Reduce, Reuse & Recycle Your Way to Lower Overhead

Green Myth-Busting: Recycling

Photo: Adam Williams

4 comments
  1. Robin Shreeves

    I don’t work in an office (well not one outside my house), but I’m going to be working with my local parent/teacher association and community green team to get a recycling initiative going strong in our community.

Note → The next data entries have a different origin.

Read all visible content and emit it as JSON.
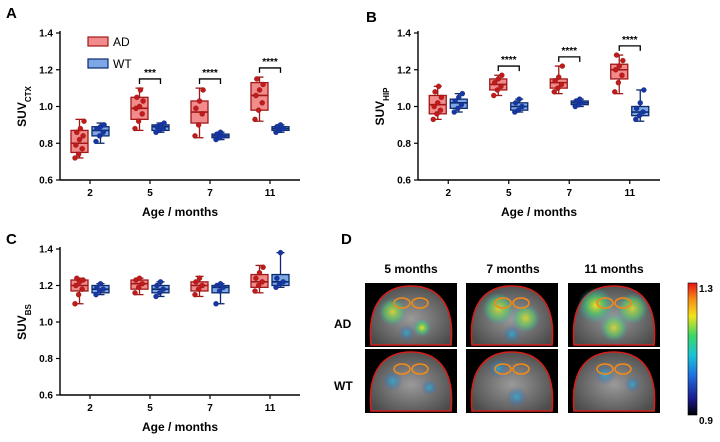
{
  "colors": {
    "ad_fill": "#f28b8b",
    "ad_edge": "#a01818",
    "ad_point": "#c01a1a",
    "wt_fill": "#7ea7e6",
    "wt_edge": "#0b2a6e",
    "wt_point": "#1238a8"
  },
  "labels": {
    "panel_a": "A",
    "panel_b": "B",
    "panel_c": "C",
    "panel_d": "D",
    "legend_ad": "AD",
    "legend_wt": "WT"
  },
  "brain_panel": {
    "columns": [
      "5 months",
      "7 months",
      "11 months"
    ],
    "rows": [
      "AD",
      "WT"
    ],
    "colorbar_max": "1.3",
    "colorbar_min": "0.9"
  },
  "chart_data": [
    {
      "id": "A",
      "type": "box",
      "ylabel_main": "SUV",
      "ylabel_sub": "CTX",
      "xlabel": "Age / months",
      "categories": [
        "2",
        "5",
        "7",
        "11"
      ],
      "ylim": [
        0.6,
        1.4
      ],
      "yticks": [
        "0.6",
        "0.8",
        "1.0",
        "1.2",
        "1.4"
      ],
      "series": [
        {
          "name": "AD",
          "stats": [
            [
              0.72,
              0.75,
              0.8,
              0.87,
              0.93
            ],
            [
              0.87,
              0.93,
              0.99,
              1.05,
              1.1
            ],
            [
              0.83,
              0.91,
              0.97,
              1.03,
              1.1
            ],
            [
              0.92,
              0.98,
              1.06,
              1.13,
              1.16
            ]
          ],
          "points": [
            [
              0.72,
              0.74,
              0.77,
              0.79,
              0.82,
              0.84,
              0.86,
              0.88,
              0.92
            ],
            [
              0.88,
              0.92,
              0.96,
              0.99,
              1.0,
              1.03,
              1.05,
              1.09
            ],
            [
              0.84,
              0.9,
              0.96,
              0.99,
              1.03,
              1.09
            ],
            [
              0.93,
              0.98,
              1.02,
              1.06,
              1.09,
              1.12,
              1.15
            ]
          ]
        },
        {
          "name": "WT",
          "stats": [
            [
              0.8,
              0.84,
              0.87,
              0.89,
              0.91
            ],
            [
              0.86,
              0.87,
              0.89,
              0.9,
              0.91
            ],
            [
              0.82,
              0.83,
              0.84,
              0.85,
              0.86
            ],
            [
              0.86,
              0.87,
              0.88,
              0.89,
              0.9
            ]
          ],
          "points": [
            [
              0.81,
              0.84,
              0.86,
              0.88,
              0.89,
              0.9
            ],
            [
              0.86,
              0.87,
              0.88,
              0.89,
              0.9,
              0.91
            ],
            [
              0.82,
              0.83,
              0.84,
              0.85,
              0.86
            ],
            [
              0.86,
              0.87,
              0.88,
              0.89,
              0.9
            ]
          ]
        }
      ],
      "significance": [
        "",
        "***",
        "****",
        "****"
      ]
    },
    {
      "id": "B",
      "type": "box",
      "ylabel_main": "SUV",
      "ylabel_sub": "HIP",
      "xlabel": "Age / months",
      "categories": [
        "2",
        "5",
        "7",
        "11"
      ],
      "ylim": [
        0.6,
        1.4
      ],
      "yticks": [
        "0.6",
        "0.8",
        "1.0",
        "1.2",
        "1.4"
      ],
      "series": [
        {
          "name": "AD",
          "stats": [
            [
              0.93,
              0.96,
              1.01,
              1.06,
              1.11
            ],
            [
              1.06,
              1.09,
              1.12,
              1.15,
              1.17
            ],
            [
              1.07,
              1.1,
              1.13,
              1.15,
              1.22
            ],
            [
              1.07,
              1.15,
              1.2,
              1.23,
              1.28
            ]
          ],
          "points": [
            [
              0.93,
              0.96,
              0.98,
              1.0,
              1.02,
              1.05,
              1.08,
              1.11
            ],
            [
              1.06,
              1.09,
              1.11,
              1.13,
              1.15,
              1.17
            ],
            [
              1.08,
              1.1,
              1.12,
              1.14,
              1.16,
              1.22
            ],
            [
              1.08,
              1.13,
              1.17,
              1.2,
              1.22,
              1.25,
              1.28
            ]
          ]
        },
        {
          "name": "WT",
          "stats": [
            [
              0.97,
              0.99,
              1.02,
              1.04,
              1.07
            ],
            [
              0.97,
              0.98,
              1.0,
              1.02,
              1.04
            ],
            [
              1.0,
              1.01,
              1.02,
              1.03,
              1.04
            ],
            [
              0.92,
              0.95,
              0.97,
              1.0,
              1.09
            ]
          ],
          "points": [
            [
              0.97,
              0.99,
              1.01,
              1.03,
              1.05,
              1.07
            ],
            [
              0.97,
              0.98,
              1.0,
              1.02,
              1.04
            ],
            [
              1.0,
              1.01,
              1.02,
              1.03,
              1.04
            ],
            [
              0.93,
              0.95,
              0.97,
              0.99,
              1.02,
              1.09
            ]
          ]
        }
      ],
      "significance": [
        "",
        "****",
        "****",
        "****"
      ]
    },
    {
      "id": "C",
      "type": "box",
      "ylabel_main": "SUV",
      "ylabel_sub": "BS",
      "xlabel": "Age / months",
      "categories": [
        "2",
        "5",
        "7",
        "11"
      ],
      "ylim": [
        0.6,
        1.4
      ],
      "yticks": [
        "0.6",
        "0.8",
        "1.0",
        "1.2",
        "1.4"
      ],
      "series": [
        {
          "name": "AD",
          "stats": [
            [
              1.1,
              1.17,
              1.2,
              1.23,
              1.24
            ],
            [
              1.15,
              1.18,
              1.21,
              1.23,
              1.24
            ],
            [
              1.14,
              1.17,
              1.2,
              1.22,
              1.25
            ],
            [
              1.16,
              1.19,
              1.22,
              1.26,
              1.31
            ]
          ],
          "points": [
            [
              1.1,
              1.15,
              1.18,
              1.2,
              1.22,
              1.23,
              1.24
            ],
            [
              1.16,
              1.19,
              1.21,
              1.23,
              1.24
            ],
            [
              1.15,
              1.18,
              1.2,
              1.22,
              1.24
            ],
            [
              1.17,
              1.2,
              1.22,
              1.24,
              1.27,
              1.3
            ]
          ]
        },
        {
          "name": "WT",
          "stats": [
            [
              1.15,
              1.16,
              1.18,
              1.2,
              1.21
            ],
            [
              1.14,
              1.16,
              1.18,
              1.2,
              1.22
            ],
            [
              1.1,
              1.16,
              1.19,
              1.2,
              1.21
            ],
            [
              1.19,
              1.2,
              1.22,
              1.26,
              1.38
            ]
          ],
          "points": [
            [
              1.15,
              1.17,
              1.18,
              1.19,
              1.21
            ],
            [
              1.14,
              1.16,
              1.18,
              1.2,
              1.22
            ],
            [
              1.1,
              1.17,
              1.19,
              1.2,
              1.21
            ],
            [
              1.19,
              1.21,
              1.22,
              1.24,
              1.38
            ]
          ]
        }
      ],
      "significance": [
        "",
        "",
        "",
        ""
      ]
    }
  ]
}
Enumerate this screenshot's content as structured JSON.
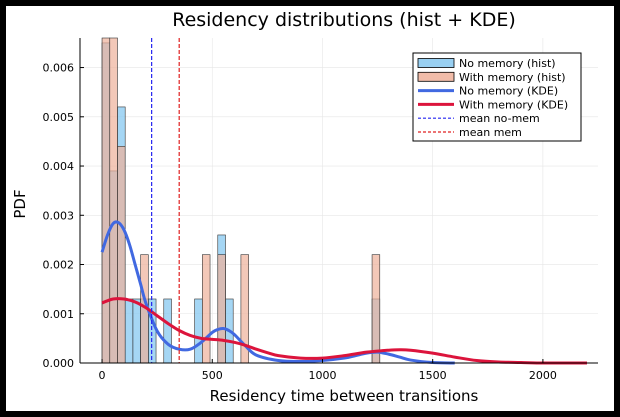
{
  "chart_data": {
    "type": "bar",
    "title": "Residency distributions (hist + KDE)",
    "xlabel": "Residency time between transitions",
    "ylabel": "PDF",
    "xlim": [
      -100,
      2250
    ],
    "ylim": [
      0,
      0.0066
    ],
    "x_ticks": [
      0,
      500,
      1000,
      1500,
      2000
    ],
    "y_ticks": [
      0.0,
      0.001,
      0.002,
      0.003,
      0.004,
      0.005,
      0.006
    ],
    "x_tick_labels": [
      "0",
      "500",
      "1000",
      "1500",
      "2000"
    ],
    "y_tick_labels": [
      "0.000",
      "0.001",
      "0.002",
      "0.003",
      "0.004",
      "0.005",
      "0.006"
    ],
    "grid": true,
    "legend_position": "top-right",
    "bin_width": 35,
    "series": [
      {
        "name": "No memory (hist)",
        "kind": "histogram",
        "color": "#87c8f0",
        "bins": [
          {
            "x0": 0,
            "value": 0.0065
          },
          {
            "x0": 35,
            "value": 0.0039
          },
          {
            "x0": 70,
            "value": 0.0052
          },
          {
            "x0": 105,
            "value": 0.0013
          },
          {
            "x0": 140,
            "value": 0.0013
          },
          {
            "x0": 175,
            "value": 0.0013
          },
          {
            "x0": 210,
            "value": 0.0013
          },
          {
            "x0": 280,
            "value": 0.0013
          },
          {
            "x0": 420,
            "value": 0.0013
          },
          {
            "x0": 525,
            "value": 0.0026
          },
          {
            "x0": 560,
            "value": 0.0013
          },
          {
            "x0": 1225,
            "value": 0.0013
          }
        ]
      },
      {
        "name": "With memory (hist)",
        "kind": "histogram",
        "color": "#eeb09a",
        "bins": [
          {
            "x0": 0,
            "value": 0.0066
          },
          {
            "x0": 35,
            "value": 0.0066
          },
          {
            "x0": 70,
            "value": 0.0044
          },
          {
            "x0": 175,
            "value": 0.0022
          },
          {
            "x0": 455,
            "value": 0.0022
          },
          {
            "x0": 525,
            "value": 0.0022
          },
          {
            "x0": 630,
            "value": 0.0022
          },
          {
            "x0": 1225,
            "value": 0.0022
          }
        ]
      },
      {
        "name": "No memory (KDE)",
        "kind": "line",
        "color": "#4169e1",
        "x": [
          0,
          25,
          50,
          75,
          100,
          125,
          150,
          175,
          200,
          250,
          300,
          350,
          400,
          450,
          500,
          525,
          550,
          575,
          600,
          650,
          700,
          800,
          900,
          1000,
          1100,
          1150,
          1200,
          1250,
          1300,
          1350,
          1400,
          1500,
          1600
        ],
        "y": [
          0.00225,
          0.0026,
          0.00283,
          0.00285,
          0.0027,
          0.0024,
          0.002,
          0.0016,
          0.0012,
          0.00065,
          0.00038,
          0.00028,
          0.00028,
          0.00042,
          0.00062,
          0.00068,
          0.0007,
          0.00066,
          0.00058,
          0.00035,
          0.00016,
          5e-05,
          3e-05,
          5e-05,
          0.0001,
          0.00015,
          0.0002,
          0.00022,
          0.00018,
          0.00012,
          6e-05,
          1e-05,
          0.0
        ]
      },
      {
        "name": "With memory (KDE)",
        "kind": "line",
        "color": "#dc143c",
        "x": [
          0,
          50,
          100,
          150,
          200,
          250,
          300,
          350,
          400,
          450,
          500,
          550,
          600,
          650,
          700,
          750,
          800,
          900,
          1000,
          1100,
          1200,
          1300,
          1350,
          1400,
          1500,
          1600,
          1700,
          1800,
          1900,
          2000,
          2100,
          2200
        ],
        "y": [
          0.00122,
          0.0013,
          0.0013,
          0.00124,
          0.00112,
          0.00096,
          0.0008,
          0.00066,
          0.00056,
          0.0005,
          0.00048,
          0.00046,
          0.00042,
          0.00036,
          0.00028,
          0.00021,
          0.00015,
          0.0001,
          0.0001,
          0.00015,
          0.00022,
          0.00026,
          0.00027,
          0.00026,
          0.0002,
          0.00012,
          5e-05,
          2e-05,
          1e-05,
          0.0,
          0.0,
          0.0
        ]
      },
      {
        "name": "mean no-mem",
        "kind": "vline",
        "color": "#2525f0",
        "x": 225
      },
      {
        "name": "mean mem",
        "kind": "vline",
        "color": "#e02020",
        "x": 350
      }
    ]
  }
}
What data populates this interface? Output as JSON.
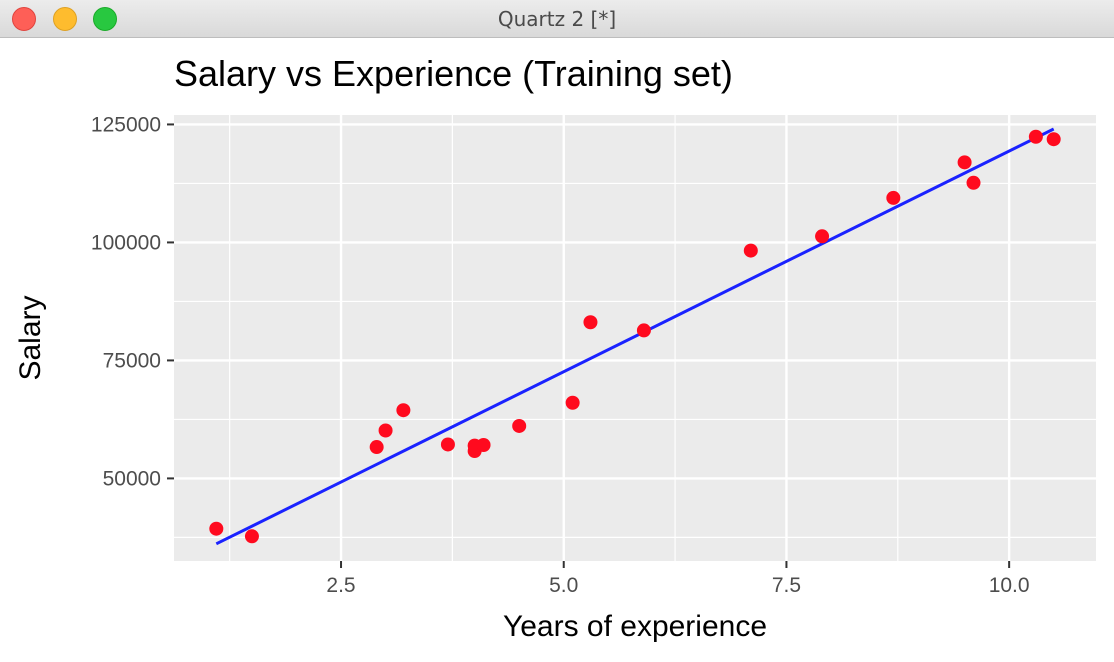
{
  "window": {
    "title": "Quartz 2 [*]"
  },
  "chart_data": {
    "type": "scatter",
    "title": "Salary vs Experience (Training set)",
    "xlabel": "Years of experience",
    "ylabel": "Salary",
    "xlim": [
      0.625,
      10.975
    ],
    "ylim": [
      32500,
      127000
    ],
    "xticks": [
      2.5,
      5.0,
      7.5,
      10.0
    ],
    "xtick_labels": [
      "2.5",
      "5.0",
      "7.5",
      "10.0"
    ],
    "yticks": [
      50000,
      75000,
      100000,
      125000
    ],
    "ytick_labels": [
      "50000",
      "75000",
      "100000",
      "125000"
    ],
    "x_minor": [
      1.25,
      3.75,
      6.25,
      8.75
    ],
    "y_minor": [
      37500,
      62500,
      87500,
      112500
    ],
    "grid": true,
    "series": [
      {
        "type": "scatter",
        "color": "#ff0a1e",
        "x": [
          1.1,
          1.5,
          2.9,
          3.0,
          3.2,
          3.7,
          4.0,
          4.0,
          4.1,
          4.5,
          5.1,
          5.3,
          5.9,
          7.1,
          7.9,
          8.7,
          9.5,
          9.6,
          10.3,
          10.5
        ],
        "y": [
          39343,
          37731,
          56642,
          60150,
          64445,
          57189,
          55794,
          56957,
          57081,
          61111,
          66029,
          83088,
          81363,
          98273,
          101302,
          109431,
          116969,
          112635,
          122391,
          121872
        ]
      },
      {
        "type": "line",
        "color": "#1a22ff",
        "x": [
          1.1,
          10.5
        ],
        "y": [
          36140,
          124040
        ]
      }
    ]
  }
}
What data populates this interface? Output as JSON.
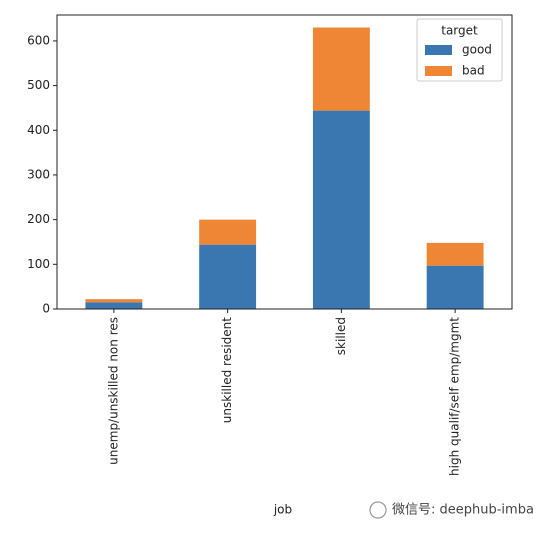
{
  "chart_data": {
    "type": "stacked_bar",
    "categories": [
      "unemp/unskilled non res",
      "unskilled resident",
      "skilled",
      "high qualif/self emp/mgmt"
    ],
    "series": [
      {
        "name": "good",
        "color": "#3a76af",
        "values": [
          15,
          144,
          444,
          97
        ]
      },
      {
        "name": "bad",
        "color": "#ef8636",
        "values": [
          7,
          56,
          186,
          51
        ]
      }
    ],
    "xlabel": "job",
    "legend_title": "target",
    "legend": "upper right",
    "ylim": [
      0,
      658
    ],
    "yticks": [
      0,
      100,
      200,
      300,
      400,
      500,
      600
    ]
  },
  "watermark": "微信号: deephub-imba"
}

    These concrete statistics are going to save me a little research. Great post. Thanks Adam!

  2. Isbel Ingham

    Hi Adam,
    I appreciate your article. Have you seen the new video, “The Secret Life of Paper?” It’s very good, along the lines of “The Story of Stuff.”
    My favorite part of your article? That we’re not in this alone, hard for people in the U.S. to remember sometimes. It’s all about the group…which leads us to the tipping point that has to happen someday soon.
    Again, thanks for your efforts. My organization is about recycling electronics, a more difficult effort than paper recycling. But hooray to those of us who are working away at it, hm?
    Best,
    Isbel

  3. Richard Tanfield-Johnson

    The thing about recycling is that it provides a raw product for re-use in manufacturing. Many people look at the carbon cost of re-use as opposed to extraction from new sources. In many areas of recycling, a cost saving can be made in terms of re-use over extraction. This includes the energy used in re-using a recycled resource. Chopping down trees for wood pulp from sustainable forests is all well and good but, like the issue with bio-fuels, someone or thing has to suffer somewhere along the line as a consequence. Resources are in effect finite and wilst recycled paper is not as good as the original source there are a number of significant advantages.